Penulis: Jhojo Rumampuk
Polemik dana Rp 100 juta yang berasal dari pos Pariwisata dan justru dialirkan untuk event otomotif IMI Fest kini menjadi sorotan publik.
Bukan hanya karena nilainya, tetapi juga karena proses dan peruntukannya yang diduga melenceng dari asas penggunaan anggaran daerah.
Seorang tokoh masyarakat Bone Bolango bahkan menegaskan, “Kalau industri otomotif, khususnya modifikasi dan produk turunannya, bisa dianggap bagian dari ekonomi kreatif.
Tapi kalau event IMI Fest dikategorikan pariwisata, itu kurang tepat.” Pernyataan ini seolah menyentil keras logika pemerintah daerah.
Situasi ini mengingatkan pada praktik “penitipan” dana pokok pikiran (Pokir) anggota DPRD ke KONI tahun 2023. Modusnya mirip menggunakan anggaran publik di luar peruntukan resmi, dengan payung yang samar dan landasan hukum yang tipis.
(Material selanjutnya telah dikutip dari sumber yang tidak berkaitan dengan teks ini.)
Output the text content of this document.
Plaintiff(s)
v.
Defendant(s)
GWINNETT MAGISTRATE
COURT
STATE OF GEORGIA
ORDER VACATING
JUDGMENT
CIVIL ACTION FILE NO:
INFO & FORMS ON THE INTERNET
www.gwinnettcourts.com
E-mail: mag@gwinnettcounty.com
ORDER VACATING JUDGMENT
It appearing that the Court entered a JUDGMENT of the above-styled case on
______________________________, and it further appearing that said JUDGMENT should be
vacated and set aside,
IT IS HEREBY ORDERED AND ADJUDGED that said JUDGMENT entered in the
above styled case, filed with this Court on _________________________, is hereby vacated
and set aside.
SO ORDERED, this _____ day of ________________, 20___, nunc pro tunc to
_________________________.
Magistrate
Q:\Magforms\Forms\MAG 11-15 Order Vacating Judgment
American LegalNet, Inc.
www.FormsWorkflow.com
1. Penyalahgunaan Kewenangan (Pasal 3 UU Tipikor)
Jika Dinas Pariwisata tidak memiliki kewenangan atau dasar hukum untuk membiayai event otomotif IMI, maka tindakan ini masuk ranah penyalahgunaan wewenang.
Apalagi jika dananya berasal dari “efisiensi anggaran” yang tidak diarahkan sesuai rencana kerja (Renja), rencana strategis (Renstra), atau dokumen pelaksanaan anggaran (DPA).
Indikator risiko tipikor:
– Ada intervensi dari luar atau pengondisian agar kegiatan IMI dibiayai pariwisata.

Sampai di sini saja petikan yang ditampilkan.